Luckily, we were able to arrange the chest x-rays for Wednesday afternoon and after spending this morning (Thursday) filling out forms and copying bank statements, our marriage certificate, boat insurance, boat documentation, and our GST (sales-tax) waiver certificate, I was able to mail our application to Auckland at noon. By using the Auckland office, we do not have to submit our passports which is very important if the weather is suitable and we want to leave before the applications are fully processed.
The change of plan put the brakes on my shopping for provisions. Tregoning is awash with non-perishable food but I will wait to get the perishable items until closer to our actual departure date. For this reason, we will remain in the Town Basin Marina and not move to Marsden Cove until just before departure. This delay should give me time to finish my online projects…but with so many friends around it is tempting to be distracted by other activities.
One of these was the Farewell Dinner last night which was well-attended by cruisers (all talking endlessly about how cold it has become and wondering about the late-season cyclones). As well as a good buffet dinner and an exhibit by representatives from a marina in Fiji, Naylene from the office was providing excellent entertainment by singing and playing the keyboard. Randall and I danced a bit (mostly on our own) but we were completely overshadowed by an excellent performance by a local Kapa Haka troupe.
Māori men performing a war haka
War hakas were the traditional war cry, dance, or challenge that the Māori performed before battle to provide group unity and to intimidate the opposition. They have been made famous internationally by New Zealand sports teams such as the New Zealand “All Blacks” national rugby union team. Other, less aggressive, hakas are used to welcome distinguished guests and to acknowledge significant achievements and events. Kapa hakas (literally translates to “form a line and dance”) are the Māori performance art that involves harmonic choral singing of a suite of various songs (e.g., entrance, action, challenge, old-style, and exit songs) and dancing. The latter is usually in lines with the women mostly performing hula-like dances with graceful hand movements but they also have more intimidating dances twirling balls on strings (poi) or using sticks. The men tend to use loud chants and shouts, fierce warrior-like fist-pumps, stomping gestures, and aggressive facial expressions. Men may have tattoos over their whole face (real or painted) and women have them extending below their mouths and across their chins so that when they open their eyes and mouths widely, the effect is quite alarming.
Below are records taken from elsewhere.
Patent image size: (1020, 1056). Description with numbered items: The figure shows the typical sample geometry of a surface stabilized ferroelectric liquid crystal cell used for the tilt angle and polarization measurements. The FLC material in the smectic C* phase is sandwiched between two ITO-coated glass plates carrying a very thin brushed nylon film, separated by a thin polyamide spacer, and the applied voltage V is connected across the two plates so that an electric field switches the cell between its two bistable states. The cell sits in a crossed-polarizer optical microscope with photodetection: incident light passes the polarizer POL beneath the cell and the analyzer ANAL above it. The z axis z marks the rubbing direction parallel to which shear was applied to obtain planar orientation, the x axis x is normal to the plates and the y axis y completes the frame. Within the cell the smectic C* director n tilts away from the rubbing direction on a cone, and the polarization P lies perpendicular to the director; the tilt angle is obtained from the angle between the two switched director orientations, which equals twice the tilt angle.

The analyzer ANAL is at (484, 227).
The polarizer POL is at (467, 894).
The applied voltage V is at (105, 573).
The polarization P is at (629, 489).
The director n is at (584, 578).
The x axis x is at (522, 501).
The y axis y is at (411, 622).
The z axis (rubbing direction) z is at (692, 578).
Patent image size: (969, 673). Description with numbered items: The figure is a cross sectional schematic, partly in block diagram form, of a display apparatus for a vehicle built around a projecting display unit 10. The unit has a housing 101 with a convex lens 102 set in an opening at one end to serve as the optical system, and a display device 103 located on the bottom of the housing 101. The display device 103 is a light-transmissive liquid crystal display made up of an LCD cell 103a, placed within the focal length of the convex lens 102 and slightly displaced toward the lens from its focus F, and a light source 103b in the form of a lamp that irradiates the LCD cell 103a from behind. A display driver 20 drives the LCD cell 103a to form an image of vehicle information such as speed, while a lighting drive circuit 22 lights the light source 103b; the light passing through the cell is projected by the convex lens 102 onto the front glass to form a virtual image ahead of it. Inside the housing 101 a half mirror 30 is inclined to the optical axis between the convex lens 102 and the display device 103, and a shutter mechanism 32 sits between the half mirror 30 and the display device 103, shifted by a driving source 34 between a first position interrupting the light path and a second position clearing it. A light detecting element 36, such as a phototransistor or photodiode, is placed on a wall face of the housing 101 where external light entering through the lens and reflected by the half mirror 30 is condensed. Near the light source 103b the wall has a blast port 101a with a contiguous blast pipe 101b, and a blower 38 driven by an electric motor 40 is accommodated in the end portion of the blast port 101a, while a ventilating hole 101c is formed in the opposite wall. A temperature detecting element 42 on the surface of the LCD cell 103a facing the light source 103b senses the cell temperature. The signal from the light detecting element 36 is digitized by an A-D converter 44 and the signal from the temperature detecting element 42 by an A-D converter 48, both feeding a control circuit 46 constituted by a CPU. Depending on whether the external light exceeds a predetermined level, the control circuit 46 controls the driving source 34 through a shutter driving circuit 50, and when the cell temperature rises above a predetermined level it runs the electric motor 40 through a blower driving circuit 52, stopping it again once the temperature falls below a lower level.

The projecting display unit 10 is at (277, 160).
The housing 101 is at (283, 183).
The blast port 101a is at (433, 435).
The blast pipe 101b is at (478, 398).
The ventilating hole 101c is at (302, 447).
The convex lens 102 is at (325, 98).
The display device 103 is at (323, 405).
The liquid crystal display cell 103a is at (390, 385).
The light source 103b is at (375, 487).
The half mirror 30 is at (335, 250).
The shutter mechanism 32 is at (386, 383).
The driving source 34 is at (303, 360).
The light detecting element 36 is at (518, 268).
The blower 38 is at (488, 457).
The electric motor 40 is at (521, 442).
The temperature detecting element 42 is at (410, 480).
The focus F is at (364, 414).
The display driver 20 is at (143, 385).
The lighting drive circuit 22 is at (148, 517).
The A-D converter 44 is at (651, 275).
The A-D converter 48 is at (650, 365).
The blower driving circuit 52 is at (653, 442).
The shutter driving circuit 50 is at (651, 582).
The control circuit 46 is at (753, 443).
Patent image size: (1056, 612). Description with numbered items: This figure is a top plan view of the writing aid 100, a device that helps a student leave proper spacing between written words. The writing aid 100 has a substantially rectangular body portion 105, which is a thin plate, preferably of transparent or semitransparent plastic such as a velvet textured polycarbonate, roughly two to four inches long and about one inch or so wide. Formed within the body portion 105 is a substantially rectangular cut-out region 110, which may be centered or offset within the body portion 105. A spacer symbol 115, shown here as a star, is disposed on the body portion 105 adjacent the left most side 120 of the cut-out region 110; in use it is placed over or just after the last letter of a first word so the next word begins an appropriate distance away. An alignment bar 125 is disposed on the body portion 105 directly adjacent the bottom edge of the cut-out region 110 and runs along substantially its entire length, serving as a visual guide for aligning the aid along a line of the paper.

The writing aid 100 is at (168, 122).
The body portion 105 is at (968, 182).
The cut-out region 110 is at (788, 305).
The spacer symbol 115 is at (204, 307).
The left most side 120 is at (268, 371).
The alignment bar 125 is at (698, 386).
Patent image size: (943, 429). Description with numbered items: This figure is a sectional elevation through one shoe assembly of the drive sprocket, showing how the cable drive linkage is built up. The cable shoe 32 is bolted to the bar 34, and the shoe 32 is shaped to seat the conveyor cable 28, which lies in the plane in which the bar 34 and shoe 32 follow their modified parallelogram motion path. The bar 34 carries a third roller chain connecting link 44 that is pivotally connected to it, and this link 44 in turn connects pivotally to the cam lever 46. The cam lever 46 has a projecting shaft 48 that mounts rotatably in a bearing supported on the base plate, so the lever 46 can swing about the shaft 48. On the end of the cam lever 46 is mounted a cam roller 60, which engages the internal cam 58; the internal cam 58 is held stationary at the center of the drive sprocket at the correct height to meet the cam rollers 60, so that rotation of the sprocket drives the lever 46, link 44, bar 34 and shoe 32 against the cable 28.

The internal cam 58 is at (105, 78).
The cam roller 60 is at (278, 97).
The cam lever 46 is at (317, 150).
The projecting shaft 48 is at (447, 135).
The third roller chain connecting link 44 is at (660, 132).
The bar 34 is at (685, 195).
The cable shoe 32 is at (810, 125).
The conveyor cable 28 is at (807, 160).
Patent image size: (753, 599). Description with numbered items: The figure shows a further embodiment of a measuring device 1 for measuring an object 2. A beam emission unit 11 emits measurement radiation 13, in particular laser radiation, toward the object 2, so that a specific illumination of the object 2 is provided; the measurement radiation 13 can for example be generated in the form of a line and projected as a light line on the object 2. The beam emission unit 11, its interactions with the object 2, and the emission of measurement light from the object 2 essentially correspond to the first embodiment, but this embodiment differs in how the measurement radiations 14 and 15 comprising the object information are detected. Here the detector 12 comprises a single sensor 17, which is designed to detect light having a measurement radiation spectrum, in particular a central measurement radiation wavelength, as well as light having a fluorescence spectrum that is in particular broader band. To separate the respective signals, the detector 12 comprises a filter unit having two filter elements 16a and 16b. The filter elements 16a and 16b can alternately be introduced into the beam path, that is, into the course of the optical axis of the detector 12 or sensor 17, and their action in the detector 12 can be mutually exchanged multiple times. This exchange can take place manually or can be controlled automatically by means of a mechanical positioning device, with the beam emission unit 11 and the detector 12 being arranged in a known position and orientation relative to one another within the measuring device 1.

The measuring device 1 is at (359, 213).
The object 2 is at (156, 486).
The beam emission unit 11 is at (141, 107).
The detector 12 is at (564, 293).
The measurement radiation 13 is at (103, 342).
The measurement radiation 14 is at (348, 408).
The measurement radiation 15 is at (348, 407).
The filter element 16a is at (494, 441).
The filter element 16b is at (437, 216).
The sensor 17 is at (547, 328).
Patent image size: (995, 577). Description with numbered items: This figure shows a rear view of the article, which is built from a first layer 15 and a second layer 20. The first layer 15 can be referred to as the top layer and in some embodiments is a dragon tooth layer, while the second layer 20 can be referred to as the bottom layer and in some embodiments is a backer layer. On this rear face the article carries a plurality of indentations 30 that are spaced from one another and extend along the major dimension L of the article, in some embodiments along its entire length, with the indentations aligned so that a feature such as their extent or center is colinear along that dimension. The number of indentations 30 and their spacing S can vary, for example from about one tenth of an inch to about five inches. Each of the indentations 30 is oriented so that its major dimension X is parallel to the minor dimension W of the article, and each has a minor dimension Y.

Members of the group that we watched are mostly from three-generations of a local extended-family and some of their performances were accompanied by guitar and all were explained by the grandmother and her son. Being confined inside the meeting hall, the performance was particularly intense.
Māori women performing a poi dance
Having not seen a traditional Māori kapa haka before, Randall and I were very pleased to have this opportunity before we leave New Zealand. It seemed like a very fitting farewell gesture. Now we wait to see if our Plan B (departure on May 13th) comes to fruition.